Music Review: Sonic Youth
Sonic Youth's latest album The Destroyed Room: B-Sides and Rarities starts out predictably enough with a heavy dose of twangy, ambient noise in the song "Fire Engine Dream." The first track is not without a certain driving rhythm, however, and its experimental tone is not without structure. The ample guitar section ascends through twisting mazes of heavy, dizzying sound as the first track winds through its more than ten-minute length without a single vocal interruption. The next track, one called "Fauxhemians," found its inspiration, appropriately enough, in an essay about New York City beat artists.

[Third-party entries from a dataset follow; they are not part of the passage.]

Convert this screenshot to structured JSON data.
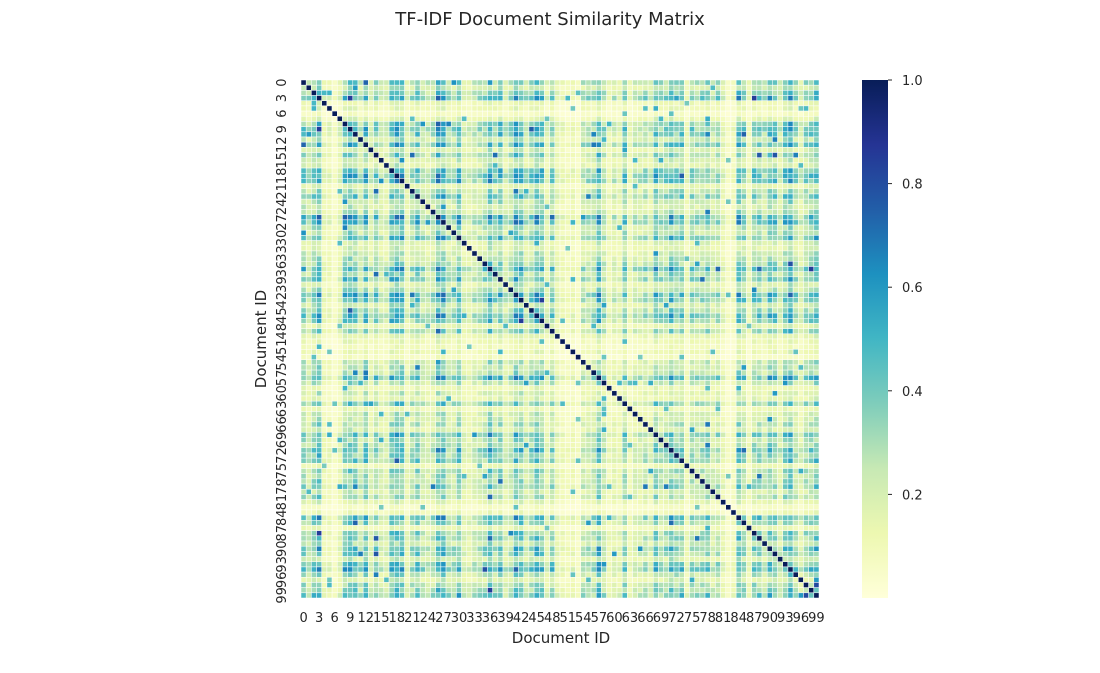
{
  "chart_data": {
    "type": "heatmap",
    "title": "TF-IDF Document Similarity Matrix",
    "xlabel": "Document ID",
    "ylabel": "Document ID",
    "n_documents": 100,
    "x_tick_labels": [
      "0",
      "3",
      "6",
      "9",
      "12",
      "15",
      "18",
      "21",
      "24",
      "27",
      "30",
      "33",
      "36",
      "39",
      "42",
      "45",
      "48",
      "51",
      "54",
      "57",
      "60",
      "63",
      "66",
      "69",
      "72",
      "75",
      "78",
      "81",
      "84",
      "87",
      "90",
      "93",
      "96",
      "99"
    ],
    "y_tick_labels": [
      "0",
      "3",
      "6",
      "9",
      "12",
      "15",
      "18",
      "21",
      "24",
      "27",
      "30",
      "33",
      "36",
      "39",
      "42",
      "45",
      "48",
      "51",
      "54",
      "57",
      "60",
      "63",
      "66",
      "69",
      "72",
      "75",
      "78",
      "81",
      "84",
      "87",
      "90",
      "93",
      "96",
      "99"
    ],
    "tick_step": 3,
    "colorbar": {
      "vmin": 0.0,
      "vmax": 1.0,
      "ticks": [
        "0.2",
        "0.4",
        "0.6",
        "0.8",
        "1.0"
      ],
      "tick_values": [
        0.2,
        0.4,
        0.6,
        0.8,
        1.0
      ],
      "colormap": "YlGnBu"
    },
    "diagonal_value": 1.0,
    "cells": "approximate off-diagonal similarities in the range 0.0–0.6; diagonal = 1.0",
    "grid": true,
    "cell_line_color": "#ffffff"
  }
}
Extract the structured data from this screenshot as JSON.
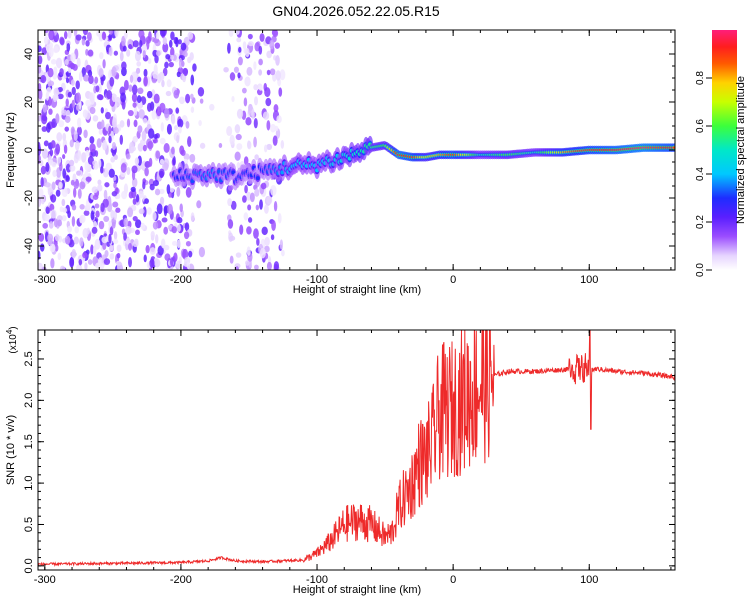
{
  "figure": {
    "title": "GN04.2026.052.22.05.R15"
  },
  "chart_data": [
    {
      "type": "heatmap",
      "title": "GN04.2026.052.22.05.R15",
      "xlabel": "Height of straight line (km)",
      "ylabel": "Frequency (Hz)",
      "xlim": [
        -305,
        163
      ],
      "ylim": [
        -50,
        50
      ],
      "x_ticks": [
        -300,
        -200,
        -100,
        0,
        100
      ],
      "y_ticks": [
        -40,
        -20,
        0,
        20,
        40
      ],
      "colorbar": {
        "label": "Normalized spectral amplitude",
        "range": [
          0,
          1
        ],
        "ticks": [
          "0.0",
          "0.2",
          "0.4",
          "0.6",
          "0.8"
        ],
        "tick_values": [
          0,
          0.2,
          0.4,
          0.6,
          0.8
        ]
      },
      "signal_track": {
        "x": [
          -200,
          -180,
          -160,
          -140,
          -120,
          -100,
          -80,
          -60,
          -50,
          -40,
          -30,
          -20,
          -10,
          0,
          20,
          40,
          60,
          80,
          100,
          120,
          140,
          163
        ],
        "freq": [
          -11,
          -10,
          -11,
          -9,
          -7,
          -6,
          -3,
          1,
          2,
          -2,
          -3,
          -3,
          -2,
          -2,
          -2,
          -2,
          -1,
          -1,
          0,
          0,
          1,
          1
        ],
        "amplitude": [
          0.3,
          0.35,
          0.3,
          0.3,
          0.4,
          0.4,
          0.45,
          0.55,
          0.6,
          0.95,
          0.9,
          0.7,
          0.8,
          0.9,
          0.5,
          0.6,
          0.5,
          0.8,
          0.9,
          0.95,
          1.0,
          0.9
        ]
      },
      "noise_region_x": [
        -305,
        -125
      ]
    },
    {
      "type": "line",
      "xlabel": "Height of straight line (km)",
      "ylabel": "SNR (10 * v/v)",
      "y_multiplier": "(x10",
      "y_multiplier_exp": "4",
      "y_multiplier_close": ")",
      "xlim": [
        -305,
        163
      ],
      "ylim": [
        -0.05,
        2.85
      ],
      "x_ticks": [
        -300,
        -200,
        -100,
        0,
        100
      ],
      "y_ticks": [
        "0.0",
        "0.5",
        "1.0",
        "1.5",
        "2.0",
        "2.5"
      ],
      "y_tick_values": [
        0,
        0.5,
        1.0,
        1.5,
        2.0,
        2.5
      ],
      "series": [
        {
          "name": "SNR",
          "color": "#ee2a2a",
          "x": [
            -305,
            -250,
            -200,
            -180,
            -170,
            -160,
            -140,
            -110,
            -100,
            -90,
            -80,
            -70,
            -60,
            -50,
            -45,
            -40,
            -30,
            -25,
            -20,
            -15,
            -10,
            0,
            10,
            20,
            30,
            40,
            60,
            80,
            90,
            95,
            100,
            105,
            110,
            120,
            140,
            163
          ],
          "y": [
            0.02,
            0.03,
            0.04,
            0.06,
            0.1,
            0.06,
            0.05,
            0.07,
            0.15,
            0.3,
            0.5,
            0.55,
            0.5,
            0.35,
            0.4,
            0.7,
            1.0,
            1.25,
            1.3,
            1.5,
            1.85,
            1.9,
            2.05,
            2.2,
            2.3,
            2.35,
            2.35,
            2.37,
            2.38,
            2.4,
            2.35,
            2.38,
            2.37,
            2.35,
            2.33,
            2.28
          ]
        }
      ]
    }
  ]
}
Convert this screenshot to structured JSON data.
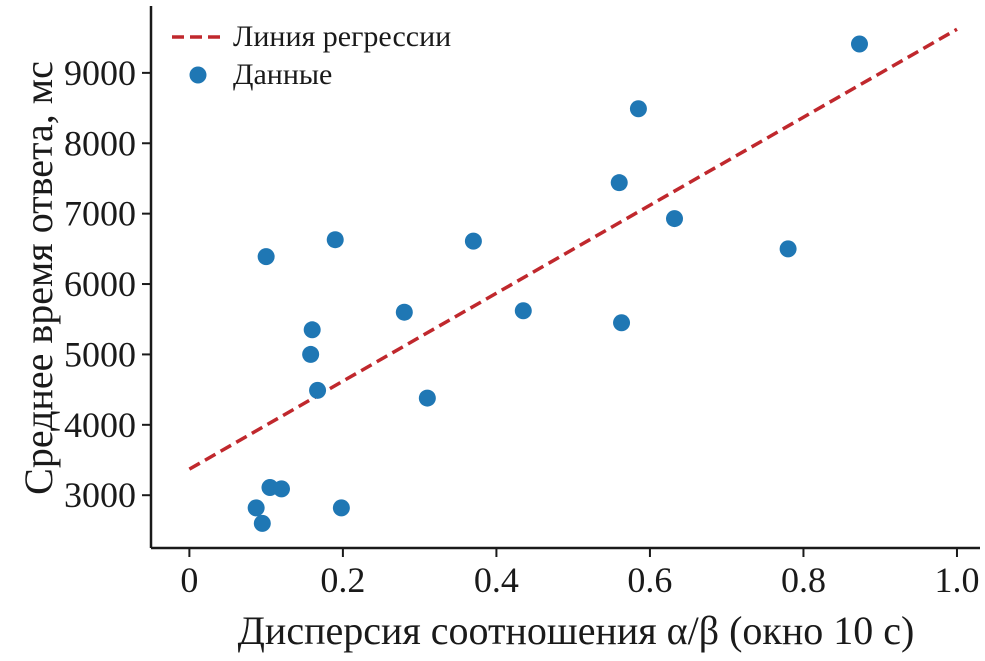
{
  "chart_data": {
    "type": "scatter",
    "title": "",
    "xlabel": "Дисперсия соотношения α/β (окно 10 с)",
    "ylabel": "Среднее время ответа, мс",
    "xlim": [
      -0.05,
      1.03
    ],
    "ylim": [
      2250,
      9950
    ],
    "x_ticks": [
      0,
      0.2,
      0.4,
      0.6,
      0.8,
      1.0
    ],
    "x_tick_labels": [
      "0",
      "0.2",
      "0.4",
      "0.6",
      "0.8",
      "1.0"
    ],
    "y_ticks": [
      3000,
      4000,
      5000,
      6000,
      7000,
      8000,
      9000
    ],
    "y_tick_labels": [
      "3000",
      "4000",
      "5000",
      "6000",
      "7000",
      "8000",
      "9000"
    ],
    "grid": false,
    "legend_position": "top-left",
    "series": [
      {
        "name": "Данные",
        "kind": "scatter",
        "color": "#1f77b4",
        "points": [
          {
            "x": 0.087,
            "y": 2820
          },
          {
            "x": 0.1,
            "y": 6390
          },
          {
            "x": 0.095,
            "y": 2600
          },
          {
            "x": 0.105,
            "y": 3110
          },
          {
            "x": 0.12,
            "y": 3090
          },
          {
            "x": 0.158,
            "y": 5000
          },
          {
            "x": 0.16,
            "y": 5350
          },
          {
            "x": 0.167,
            "y": 4490
          },
          {
            "x": 0.19,
            "y": 6630
          },
          {
            "x": 0.198,
            "y": 2820
          },
          {
            "x": 0.28,
            "y": 5600
          },
          {
            "x": 0.31,
            "y": 4380
          },
          {
            "x": 0.37,
            "y": 6610
          },
          {
            "x": 0.435,
            "y": 5620
          },
          {
            "x": 0.56,
            "y": 7440
          },
          {
            "x": 0.563,
            "y": 5450
          },
          {
            "x": 0.585,
            "y": 8490
          },
          {
            "x": 0.632,
            "y": 6930
          },
          {
            "x": 0.78,
            "y": 6500
          },
          {
            "x": 0.873,
            "y": 9410
          }
        ]
      },
      {
        "name": "Линия регрессии",
        "kind": "line",
        "style": "dashed",
        "color": "#c0282d",
        "points": [
          {
            "x": 0,
            "y": 3370
          },
          {
            "x": 1.0,
            "y": 9620
          }
        ]
      }
    ]
  }
}
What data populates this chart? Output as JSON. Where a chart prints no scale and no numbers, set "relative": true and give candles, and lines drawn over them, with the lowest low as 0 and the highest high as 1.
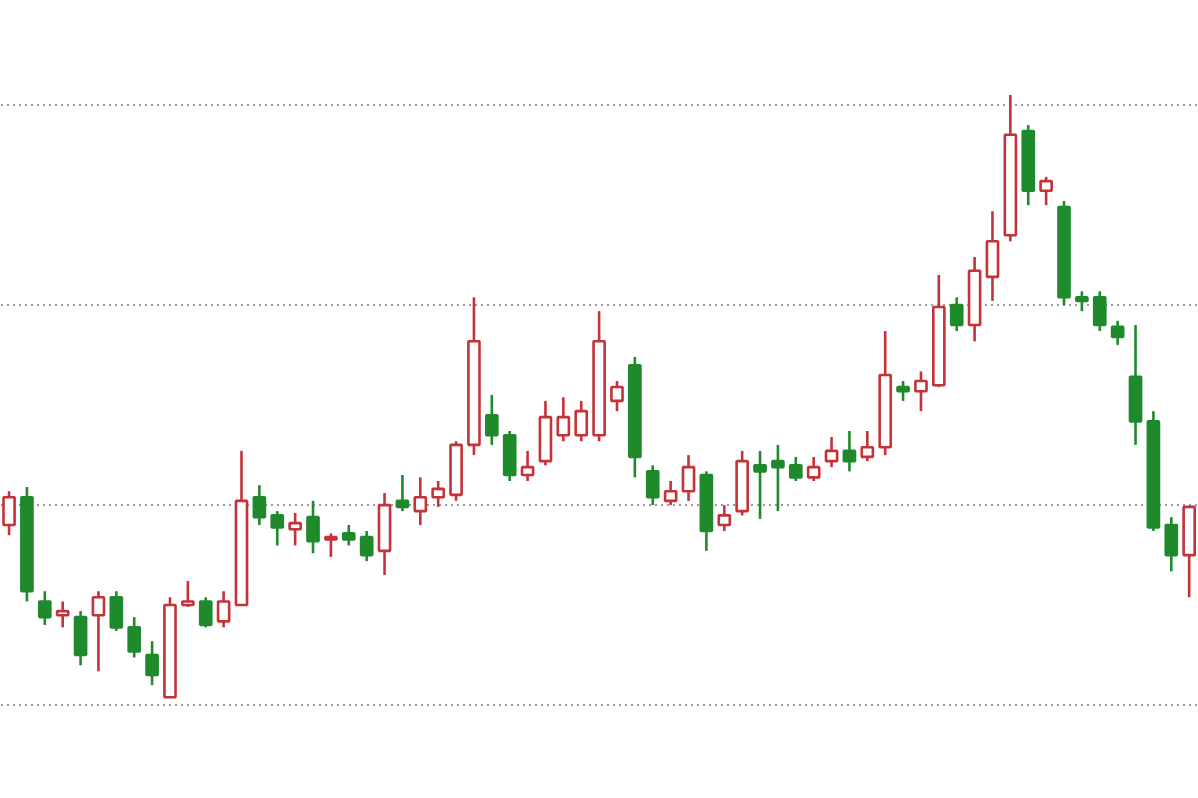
{
  "chart_data": {
    "type": "candlestick",
    "relative": true,
    "grid": "y",
    "categories": [
      null,
      null,
      null,
      null,
      null,
      null,
      null,
      null,
      null,
      null,
      null,
      null,
      null,
      null,
      null,
      null,
      null,
      null,
      null,
      null,
      null,
      null,
      null,
      null,
      null,
      null,
      null,
      null,
      null,
      null,
      null,
      null,
      null,
      null,
      null,
      null,
      null,
      null,
      null,
      null,
      null,
      null,
      null,
      null,
      null,
      null,
      null,
      null,
      null,
      null,
      null,
      null,
      null,
      null,
      null,
      null,
      null,
      null,
      null,
      null,
      null,
      null,
      null,
      null,
      null,
      null,
      null
    ],
    "ohlc": [
      [
        0.286,
        0.342,
        0.269,
        0.332
      ],
      [
        0.332,
        0.349,
        0.159,
        0.176
      ],
      [
        0.159,
        0.176,
        0.12,
        0.133
      ],
      [
        0.136,
        0.159,
        0.116,
        0.143
      ],
      [
        0.133,
        0.143,
        0.053,
        0.07
      ],
      [
        0.136,
        0.176,
        0.043,
        0.166
      ],
      [
        0.166,
        0.176,
        0.11,
        0.116
      ],
      [
        0.116,
        0.133,
        0.066,
        0.076
      ],
      [
        0.07,
        0.093,
        0.02,
        0.037
      ],
      [
        0,
        0.166,
        0,
        0.153
      ],
      [
        0.153,
        0.193,
        0.15,
        0.159
      ],
      [
        0.159,
        0.166,
        0.116,
        0.12
      ],
      [
        0.126,
        0.176,
        0.116,
        0.159
      ],
      [
        0.153,
        0.409,
        0.153,
        0.326
      ],
      [
        0.332,
        0.352,
        0.286,
        0.299
      ],
      [
        0.302,
        0.309,
        0.252,
        0.282
      ],
      [
        0.279,
        0.306,
        0.252,
        0.289
      ],
      [
        0.299,
        0.326,
        0.239,
        0.259
      ],
      [
        0.262,
        0.272,
        0.233,
        0.266
      ],
      [
        0.272,
        0.286,
        0.252,
        0.262
      ],
      [
        0.266,
        0.276,
        0.226,
        0.236
      ],
      [
        0.243,
        0.339,
        0.203,
        0.319
      ],
      [
        0.326,
        0.369,
        0.309,
        0.316
      ],
      [
        0.309,
        0.365,
        0.286,
        0.332
      ],
      [
        0.332,
        0.359,
        0.316,
        0.346
      ],
      [
        0.336,
        0.425,
        0.326,
        0.419
      ],
      [
        0.419,
        0.664,
        0.402,
        0.591
      ],
      [
        0.468,
        0.502,
        0.419,
        0.435
      ],
      [
        0.435,
        0.442,
        0.359,
        0.369
      ],
      [
        0.369,
        0.409,
        0.359,
        0.382
      ],
      [
        0.392,
        0.492,
        0.385,
        0.465
      ],
      [
        0.435,
        0.498,
        0.425,
        0.465
      ],
      [
        0.435,
        0.492,
        0.425,
        0.475
      ],
      [
        0.435,
        0.641,
        0.425,
        0.591
      ],
      [
        0.492,
        0.525,
        0.475,
        0.515
      ],
      [
        0.551,
        0.565,
        0.365,
        0.399
      ],
      [
        0.375,
        0.385,
        0.319,
        0.332
      ],
      [
        0.326,
        0.359,
        0.319,
        0.342
      ],
      [
        0.342,
        0.402,
        0.326,
        0.382
      ],
      [
        0.369,
        0.375,
        0.243,
        0.276
      ],
      [
        0.286,
        0.319,
        0.276,
        0.302
      ],
      [
        0.309,
        0.409,
        0.302,
        0.392
      ],
      [
        0.385,
        0.409,
        0.296,
        0.375
      ],
      [
        0.392,
        0.419,
        0.309,
        0.382
      ],
      [
        0.385,
        0.399,
        0.359,
        0.365
      ],
      [
        0.365,
        0.399,
        0.359,
        0.382
      ],
      [
        0.392,
        0.432,
        0.382,
        0.409
      ],
      [
        0.409,
        0.442,
        0.375,
        0.392
      ],
      [
        0.399,
        0.442,
        0.392,
        0.415
      ],
      [
        0.415,
        0.608,
        0.402,
        0.535
      ],
      [
        0.515,
        0.525,
        0.492,
        0.508
      ],
      [
        0.508,
        0.541,
        0.475,
        0.525
      ],
      [
        0.518,
        0.701,
        0.515,
        0.648
      ],
      [
        0.651,
        0.664,
        0.608,
        0.618
      ],
      [
        0.618,
        0.731,
        0.591,
        0.708
      ],
      [
        0.698,
        0.807,
        0.658,
        0.757
      ],
      [
        0.767,
        1,
        0.757,
        0.934
      ],
      [
        0.94,
        0.95,
        0.817,
        0.841
      ],
      [
        0.841,
        0.864,
        0.817,
        0.857
      ],
      [
        0.814,
        0.824,
        0.651,
        0.664
      ],
      [
        0.664,
        0.674,
        0.641,
        0.658
      ],
      [
        0.664,
        0.674,
        0.608,
        0.618
      ],
      [
        0.615,
        0.625,
        0.585,
        0.598
      ],
      [
        0.532,
        0.618,
        0.419,
        0.458
      ],
      [
        0.458,
        0.475,
        0.276,
        0.282
      ],
      [
        0.286,
        0.299,
        0.209,
        0.236
      ],
      [
        0.236,
        0.316,
        0.166,
        0.316
      ]
    ]
  }
}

Less radio-friendly than their two previous albums, "Sonic Nurse" and "Rather Ripped," the album contains excerpts of often very experimental jam sessions from throughout the group's twenty-six year career. It would be the equivalent of Nirvana's less-than-well-known album Incesticide.
Track three, entitled "Razor Blade," a song with Kim Gordon on vocals, has a strange country twinge to it, and I suspect a slide was used on the guitar. It barely tops one minute, an uncharacteristically brief length for a Sonic Youth song. The following track, "Blink," also features Kim on vocals, listlessly whispering her off-the wall lyrics in her classic style to a very mellow musical accompaniment strangely reminiscent of a human heartbeat.
I'd have to say that one of my favorite songs on this album is track seven, "Kim's Chords," an extremely upbeat tune (although it does descend into a more down-tempo section at one point) extracted from jam sessions associated with a much darker record (Sonic Nurse). This track also has some enjoyable soloing by guitarist Lee Ranaldo. Track eight, "Beautiful Plateau," is also an appealing tune, a mournful movement that ends rather abruptly. The tracks on the second half of the album are generally more captivating, and it all culminates in a previously-unreleased, twenty-five minute jam-session version of the band's classic track "The Diamond Sea.."
To tell you the truth, I think this album may turn off all but the most diehard Sonic Youth fans. If you're just getting into these guys I'd suggest Goo (1990), Dirty (1992), A Thousand Leaves (1998), Sonic Nurse (2004), or Rather Ripped (2006).